Consider the following quotation from FDR inscribed on the Roosevelt Monument in Washington, D.C: “The test of our progress is not whether we add more to the abundance of those who have much; it is whether we provide enough for those who have too little." We seemed to have flipped this credo over during the last thirty years, continually succumbing to an odd urge to ensure that the rich get richer and the poor poorer. We have waged wars while cutting taxes, an untenable economic feat completely unprecedented in its degree of foolhardiness. That such profligacy would lead to huge deficits is hardly shocking; what’s shocking is that it was done in the first place. As President Clinton once admitted, the only sacrifice the wealthy were asked to make for the war effort was to open up envelopes with their tax refunds stuck inside.

Meanwhile, the middle class is crumbling and the poor are being blissfully ignored, just as their numbers increase to startling proportions. According to the U.S. Census Bureau, the poverty rate for children under 18 rose from 19.0 percent to 20.7 percent in 2009, while the total number of people living in poverty stood at 43.6 million, the largest number in the 51 years that such an estimate has been published by the Bureau. Yet the poor have no funds to pour into the coffers of our politicians so, while they may be pitied, nothing is done to ameliorate their condition.

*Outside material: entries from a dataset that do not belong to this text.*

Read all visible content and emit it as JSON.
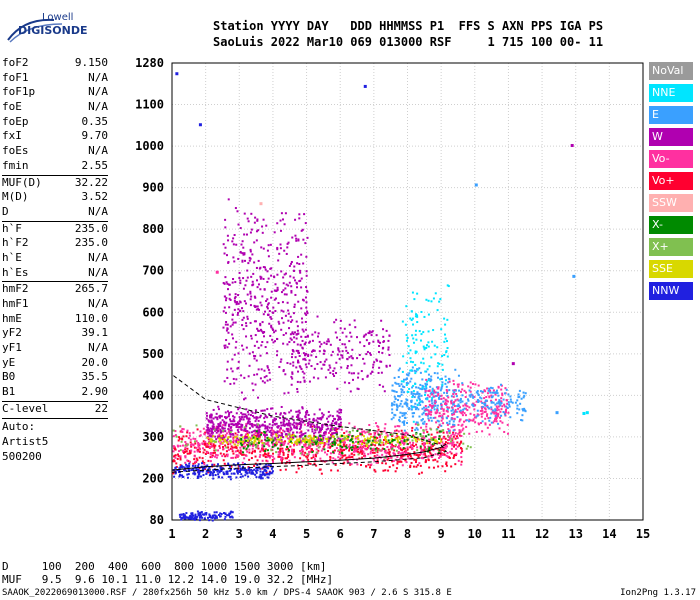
{
  "logo": {
    "top": "Lowell",
    "bottom": "DIGISONDE"
  },
  "header": {
    "line1": "Station YYYY DAY   DDD HHMMSS P1  FFS S AXN PPS IGA PS",
    "line2": "SaoLuis 2022 Mar10 069 013000 RSF     1 715 100 00- 11"
  },
  "params_groups": [
    [
      [
        "foF2",
        "9.150"
      ],
      [
        "foF1",
        "N/A"
      ],
      [
        "foF1p",
        "N/A"
      ],
      [
        "foE",
        "N/A"
      ],
      [
        "foEp",
        "0.35"
      ],
      [
        "fxI",
        "9.70"
      ],
      [
        "foEs",
        "N/A"
      ],
      [
        "fmin",
        "2.55"
      ]
    ],
    [
      [
        "MUF(D)",
        "32.22"
      ],
      [
        "M(D)",
        "3.52"
      ],
      [
        "D",
        "N/A"
      ]
    ],
    [
      [
        "h`F",
        "235.0"
      ],
      [
        "h`F2",
        "235.0"
      ],
      [
        "h`E",
        "N/A"
      ],
      [
        "h`Es",
        "N/A"
      ]
    ],
    [
      [
        "hmF2",
        "265.7"
      ],
      [
        "hmF1",
        "N/A"
      ],
      [
        "hmE",
        "110.0"
      ],
      [
        "yF2",
        "39.1"
      ],
      [
        "yF1",
        "N/A"
      ],
      [
        "yE",
        "20.0"
      ],
      [
        "B0",
        "35.5"
      ],
      [
        "B1",
        "2.90"
      ]
    ],
    [
      [
        "C-level",
        "22"
      ]
    ]
  ],
  "auto_text": [
    "Auto:",
    "Artist5",
    "500200"
  ],
  "legend": [
    {
      "label": "NoVal",
      "color": "#9a9a9a"
    },
    {
      "label": "NNE",
      "color": "#00e5ff"
    },
    {
      "label": "E",
      "color": "#3aa0ff"
    },
    {
      "label": "W",
      "color": "#b000b0"
    },
    {
      "label": "Vo-",
      "color": "#ff30a0"
    },
    {
      "label": "Vo+",
      "color": "#ff0030"
    },
    {
      "label": "SSW",
      "color": "#ffb0b0"
    },
    {
      "label": "X-",
      "color": "#008a00"
    },
    {
      "label": "X+",
      "color": "#80c050"
    },
    {
      "label": "SSE",
      "color": "#d8d800"
    },
    {
      "label": "NNW",
      "color": "#2020e0"
    }
  ],
  "footer": {
    "d_row": "D     100  200  400  600  800 1000 1500 3000 [km]",
    "muf_row": "MUF   9.5  9.6 10.1 11.0 12.2 14.0 19.0 32.2 [MHz]",
    "credits": "SAAOK_2022069013000.RSF / 280fx256h 50 kHz 5.0 km / DPS-4 SAAOK 903 / 2.6 S 315.8 E",
    "version": "Ion2Png 1.3.17"
  },
  "chart_data": {
    "type": "scatter",
    "title": "",
    "xlabel": "",
    "ylabel": "",
    "xlim": [
      1,
      15
    ],
    "ylim": [
      80,
      1280
    ],
    "x_ticks": [
      1,
      2,
      3,
      4,
      5,
      6,
      7,
      8,
      9,
      10,
      11,
      12,
      13,
      14,
      15
    ],
    "y_ticks": [
      80,
      200,
      300,
      400,
      500,
      600,
      700,
      800,
      900,
      1000,
      1100,
      1280
    ],
    "grid": true,
    "trace_curve": {
      "x": [
        1.0,
        2.0,
        3.0,
        4.0,
        5.0,
        6.0,
        7.0,
        8.0,
        8.5,
        9.0,
        9.15
      ],
      "y": [
        220,
        228,
        233,
        236,
        240,
        244,
        249,
        258,
        264,
        275,
        283
      ]
    },
    "profile_curve": {
      "x": [
        1.0,
        3.0,
        5.0,
        7.0,
        8.5,
        9.15,
        9.0,
        8.0,
        6.0,
        4.0,
        2.0,
        1.0
      ],
      "y": [
        215,
        225,
        232,
        240,
        250,
        265,
        280,
        305,
        325,
        350,
        390,
        450
      ]
    },
    "clusters": [
      {
        "x": [
          1.0,
          9.6
        ],
        "y": [
          210,
          330
        ],
        "color": "#ff0030",
        "n": 700
      },
      {
        "x": [
          1.0,
          9.6
        ],
        "y": [
          230,
          340
        ],
        "color": "#ff30a0",
        "n": 650
      },
      {
        "x": [
          2.0,
          6.0
        ],
        "y": [
          280,
          380
        ],
        "color": "#b000b0",
        "n": 550
      },
      {
        "x": [
          1.0,
          4.0
        ],
        "y": [
          200,
          240
        ],
        "color": "#2020e0",
        "n": 250
      },
      {
        "x": [
          1.2,
          2.8
        ],
        "y": [
          80,
          110
        ],
        "color": "#2020e0",
        "n": 110
      },
      {
        "x": [
          2.0,
          9.0
        ],
        "y": [
          280,
          310
        ],
        "color": "#d8d800",
        "n": 200
      },
      {
        "x": [
          2.5,
          5.0
        ],
        "y": [
          360,
          880
        ],
        "color": "#b000b0",
        "n": 500
      },
      {
        "x": [
          4.5,
          7.5
        ],
        "y": [
          400,
          600
        ],
        "color": "#b000b0",
        "n": 220
      },
      {
        "x": [
          7.5,
          9.5
        ],
        "y": [
          300,
          480
        ],
        "color": "#3aa0ff",
        "n": 300
      },
      {
        "x": [
          7.8,
          9.2
        ],
        "y": [
          320,
          700
        ],
        "color": "#00e5ff",
        "n": 130
      },
      {
        "x": [
          8.5,
          11.0
        ],
        "y": [
          300,
          450
        ],
        "color": "#ff30a0",
        "n": 280
      },
      {
        "x": [
          9.5,
          11.5
        ],
        "y": [
          330,
          440
        ],
        "color": "#3aa0ff",
        "n": 130
      },
      {
        "x": [
          3.0,
          9.0
        ],
        "y": [
          260,
          320
        ],
        "color": "#008a00",
        "n": 130
      },
      {
        "x": [
          1.0,
          10.0
        ],
        "y": [
          250,
          340
        ],
        "color": "#80c050",
        "n": 90
      }
    ],
    "outliers": [
      {
        "x": 1.1,
        "y": 1240,
        "color": "#2020e0"
      },
      {
        "x": 6.7,
        "y": 1185,
        "color": "#2020e0"
      },
      {
        "x": 1.8,
        "y": 1055,
        "color": "#2020e0"
      },
      {
        "x": 12.85,
        "y": 1005,
        "color": "#b000b0"
      },
      {
        "x": 10.0,
        "y": 910,
        "color": "#3aa0ff"
      },
      {
        "x": 12.9,
        "y": 690,
        "color": "#3aa0ff"
      },
      {
        "x": 13.2,
        "y": 360,
        "color": "#00e5ff"
      },
      {
        "x": 13.3,
        "y": 362,
        "color": "#00e5ff"
      },
      {
        "x": 12.4,
        "y": 362,
        "color": "#3aa0ff"
      },
      {
        "x": 11.1,
        "y": 480,
        "color": "#b000b0"
      },
      {
        "x": 2.3,
        "y": 700,
        "color": "#ff30a0"
      },
      {
        "x": 3.6,
        "y": 865,
        "color": "#ffb0b0"
      }
    ]
  }
}
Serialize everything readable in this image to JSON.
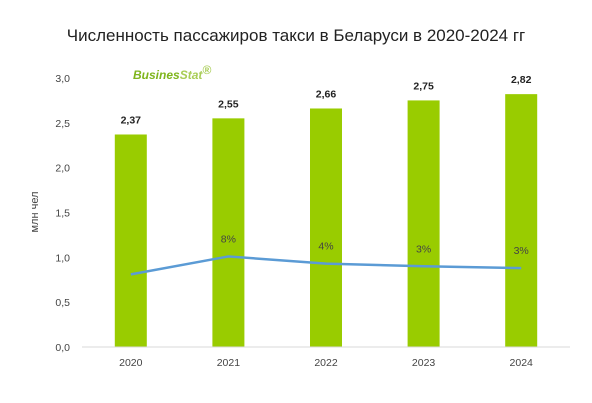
{
  "chart_data": {
    "type": "bar",
    "title": "Численность пассажиров такси в Беларуси в 2020-2024 гг",
    "ylabel": "млн чел",
    "xlabel": "",
    "categories": [
      "2020",
      "2021",
      "2022",
      "2023",
      "2024"
    ],
    "values": [
      2.37,
      2.55,
      2.66,
      2.75,
      2.82
    ],
    "value_labels": [
      "2,37",
      "2,55",
      "2,66",
      "2,75",
      "2,82"
    ],
    "ylim": [
      0,
      3.0
    ],
    "yticks": [
      "0,0",
      "0,5",
      "1,0",
      "1,5",
      "2,0",
      "2,5",
      "3,0"
    ],
    "grid": false,
    "bar_color": "#99cc00",
    "growth_line": {
      "color": "#5b9bd5",
      "values_on_left_axis": [
        0.81,
        1.01,
        0.93,
        0.9,
        0.88
      ],
      "labels": [
        "",
        "8%",
        "4%",
        "3%",
        "3%"
      ]
    },
    "logo": {
      "part1": "Busines",
      "part2": "Stat",
      "mark": "®"
    }
  }
}
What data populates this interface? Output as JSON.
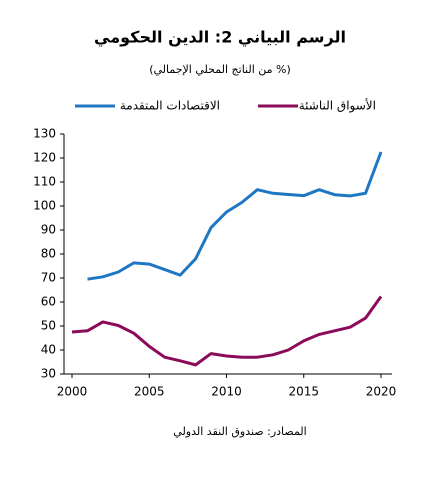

Bank profits are soaring. According to the Federal Deposit Insurance Corporation, net income for banks went from $3.2.billion during the first nine months of 2009 to $53.6 billion in 2010. During the same period, millions of Americans lost their homes through foreclosure. Potter is gleeful. And we seem intent on giving him even more. Meanwhile, George Bailey seems to have disappeared. Or maybe he fled, having realized that America is no place for him, not with its citizens intent on rewarding Potter over and over again while sending his borrowers out into the cold.